Ironis itu semakin nampak jelas ketika Gubernur yang non aktif saat ini, Annas Maamun tidak mampu mengatasi predikat Riau sebagai negeri kabut asap selama masa memerintah singkat kekuasaan sejak tahun 2013-2014.
Riau tetap mengalami pembakaran lahan yang memuncak pada tahun 2013, Lebih parah lagi, ketika bencana kabut asap 2013 dan 2014 para pemimpin dari negeri kabut asap banyak tidak hadir rapat untuk melaporkan kejadian yang dialami Riau, Kaltim, Sumsel dan Jambi kepada Presiden sehingga mengundang reaksi keras presiden mengingat pentingnya seorang Gubernur khususnya Riau melapor langsung kepada Presiden ketika iru sesuai dengan sistim birokrasi kepemerintahan di Indonesia.

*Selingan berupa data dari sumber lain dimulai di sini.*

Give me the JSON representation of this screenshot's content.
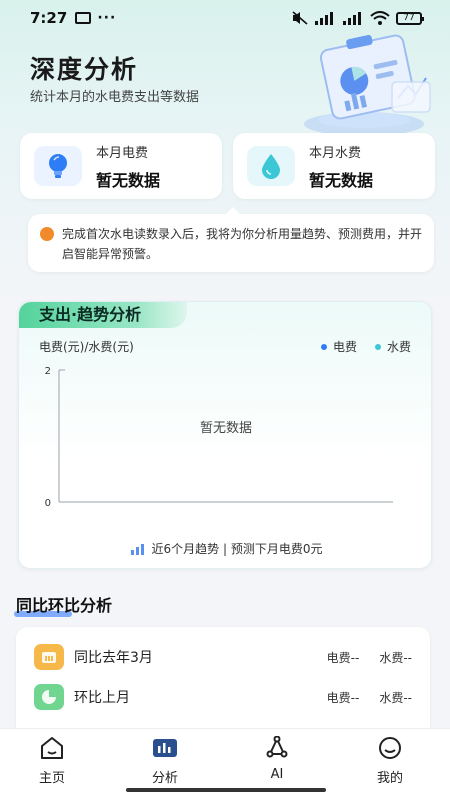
{
  "status_bar": {
    "time": "7:27",
    "dots": "···",
    "battery": "77"
  },
  "header": {
    "title": "深度分析",
    "subtitle": "统计本月的水电费支出等数据"
  },
  "stats": [
    {
      "label": "本月电费",
      "value": "暂无数据",
      "icon": "lightbulb-icon"
    },
    {
      "label": "本月水费",
      "value": "暂无数据",
      "icon": "water-drop-icon"
    }
  ],
  "tip": {
    "text": "完成首次水电读数录入后，我将为你分析用量趋势、预测费用，并开启智能异常预警。"
  },
  "chart_section": {
    "tab_title": "支出·趋势分析",
    "footer": "近6个月趋势 | 预测下月电费0元"
  },
  "chart_data": {
    "type": "line",
    "ylabel": "电费(元)/水费(元)",
    "ylim": [
      0,
      2
    ],
    "yticks": [
      "0",
      "2"
    ],
    "series": [
      {
        "name": "电费",
        "color": "#2f7df6",
        "values": []
      },
      {
        "name": "水费",
        "color": "#3cc7d6",
        "values": []
      }
    ],
    "empty_text": "暂无数据"
  },
  "compare_section": {
    "title": "同比环比分析",
    "rows": [
      {
        "label": "同比去年3月",
        "elec": "电费--",
        "water": "水费--",
        "icon": "calendar-icon"
      },
      {
        "label": "环比上月",
        "elec": "电费--",
        "water": "水费--",
        "icon": "pie-chart-icon"
      }
    ]
  },
  "tabs": [
    {
      "label": "主页",
      "icon": "home-icon"
    },
    {
      "label": "分析",
      "icon": "bar-chart-icon"
    },
    {
      "label": "AI",
      "icon": "ai-icon"
    },
    {
      "label": "我的",
      "icon": "profile-icon"
    }
  ],
  "colors": {
    "accent": "#2f7df6",
    "water": "#3cc7d6",
    "green": "#54d39c",
    "active_tab": "#2a4f8f"
  }
}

Yang dilakukan para pemimpin negeri kabut asap sejak tahun 2010 hingga ke tahun era presiden Joko Widodo, itu tindakan yang berlawanan, seakan tidak belajar dari pengalaman saat kebakaran dan lahan mengakibatkan bencana kabut asap nasional pada tahun 2013-2014. Bahkan, saat itu beberapa para pemimpin negeri kabut asap tidak mampu mengatasinya dan malah terlibat bencana suap.
Kabut asap itu mencapai Siangpura dan Malaysia yang memaksa mantan Presiden SBY meminta maaf. “Kerja gubernur dan bupati/wali kota, dari dimensi pencegahan, sangat kurang sehingga ini terjadi lagi,” kata Presiden. Dan bukti ucapan itu masih berulang kembali, dengan ditemukan sejumlah hot spot baru oleh satelit NOAA di daratan Pulau Sumatera pada tahun 2015.

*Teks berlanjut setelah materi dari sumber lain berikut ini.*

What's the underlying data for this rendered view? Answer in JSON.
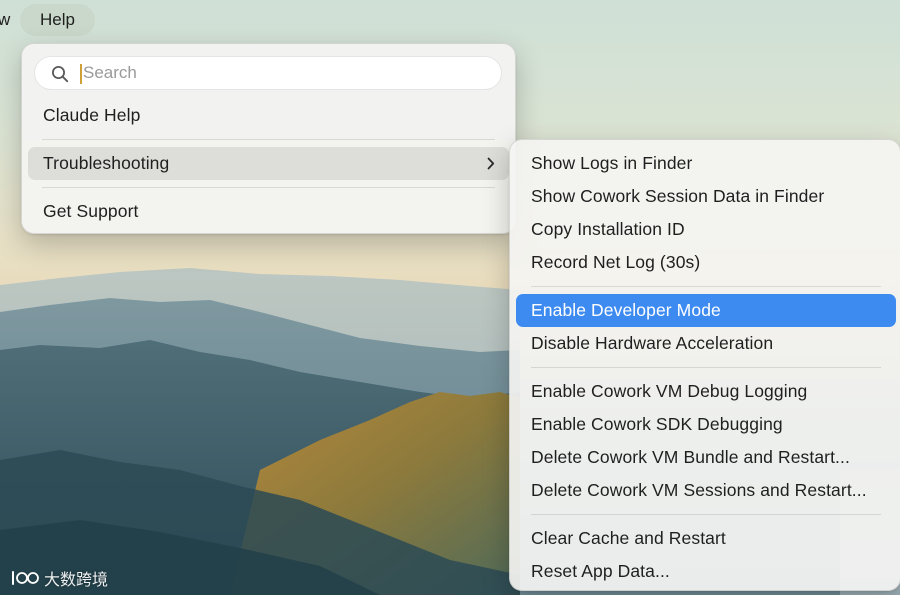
{
  "menubar": {
    "partial_label": "w",
    "help_label": "Help"
  },
  "help_menu": {
    "search": {
      "placeholder": "Search",
      "value": ""
    },
    "items": [
      {
        "label": "Claude Help"
      },
      {
        "label": "Troubleshooting",
        "has_submenu": true,
        "highlighted": true
      },
      {
        "label": "Get Support"
      }
    ]
  },
  "troubleshooting_menu": {
    "groups": [
      {
        "items": [
          {
            "label": "Show Logs in Finder"
          },
          {
            "label": "Show Cowork Session Data in Finder"
          },
          {
            "label": "Copy Installation ID"
          },
          {
            "label": "Record Net Log (30s)"
          }
        ]
      },
      {
        "items": [
          {
            "label": "Enable Developer Mode",
            "selected": true
          },
          {
            "label": "Disable Hardware Acceleration"
          }
        ]
      },
      {
        "items": [
          {
            "label": "Enable Cowork VM Debug Logging"
          },
          {
            "label": "Enable Cowork SDK Debugging"
          },
          {
            "label": "Delete Cowork VM Bundle and Restart..."
          },
          {
            "label": "Delete Cowork VM Sessions and Restart..."
          }
        ]
      },
      {
        "items": [
          {
            "label": "Clear Cache and Restart"
          },
          {
            "label": "Reset App Data..."
          }
        ]
      }
    ]
  },
  "watermark": {
    "text": "大数跨境"
  },
  "colors": {
    "selection": "#3d8bf0",
    "menu_background": "#f4f4f2",
    "text": "#1f1f1f",
    "caret": "#d0a038"
  },
  "icons": {
    "search": "search-icon",
    "submenu": "chevron-right-icon",
    "watermark_logo": "watermark-logo-icon"
  }
}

Mantan Presiden mengaku telah menerima sekitar 9.000 berita mengenai kondisi bencana kabut asap dan kebakaran lahan di hutan Riau, Sumsel, Jambi lewat berbagai media sosial, Presiden mengatakan banyak menerima pesan yang mayoritas berisi kemarahan warga Riau terhadap buruknya kinerja para pemimpin mereka dalam penanganan kebakaran lahan dan hutan yang mengakibatkan bencana asap berulang.
Memang untuk tahun 2014 kebakaran yang menyebabkan kabut asap sekarang ini diambil alih oleh Propinsi Sumsel. Tetap saja Riau sebagai negeri penghasil kabut asap, kemampuan mengatasi kabut asap justrunya terlibat skandal suap milyaran rupiah akibat dari permainan alih fungsi lahan sehingga mengundang reaksi keras presiden, yang terlihat kurang puas. Dan sekarang Presiden Jokowi melanjut rasa dampak tersebut.

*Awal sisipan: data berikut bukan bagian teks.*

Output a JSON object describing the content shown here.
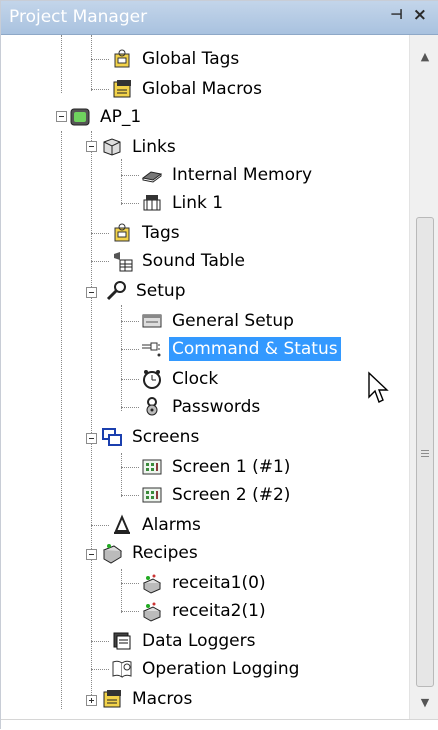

Dan harus jadi pembelajaran bagi para pemimpin propinsi kabut asap agar tidak mudah teriming kasus suap, tidak gampang memberikan izin begitu saja jika pada akhir hanya membangkitkan kemarahan rakyat akibat adanya pembakaran lahan menimbulkan kabut asap setiap tahun.***
Penulis adalah pemerhati masalah Tata Ruang dan Lingkungan, Energi Geosfer.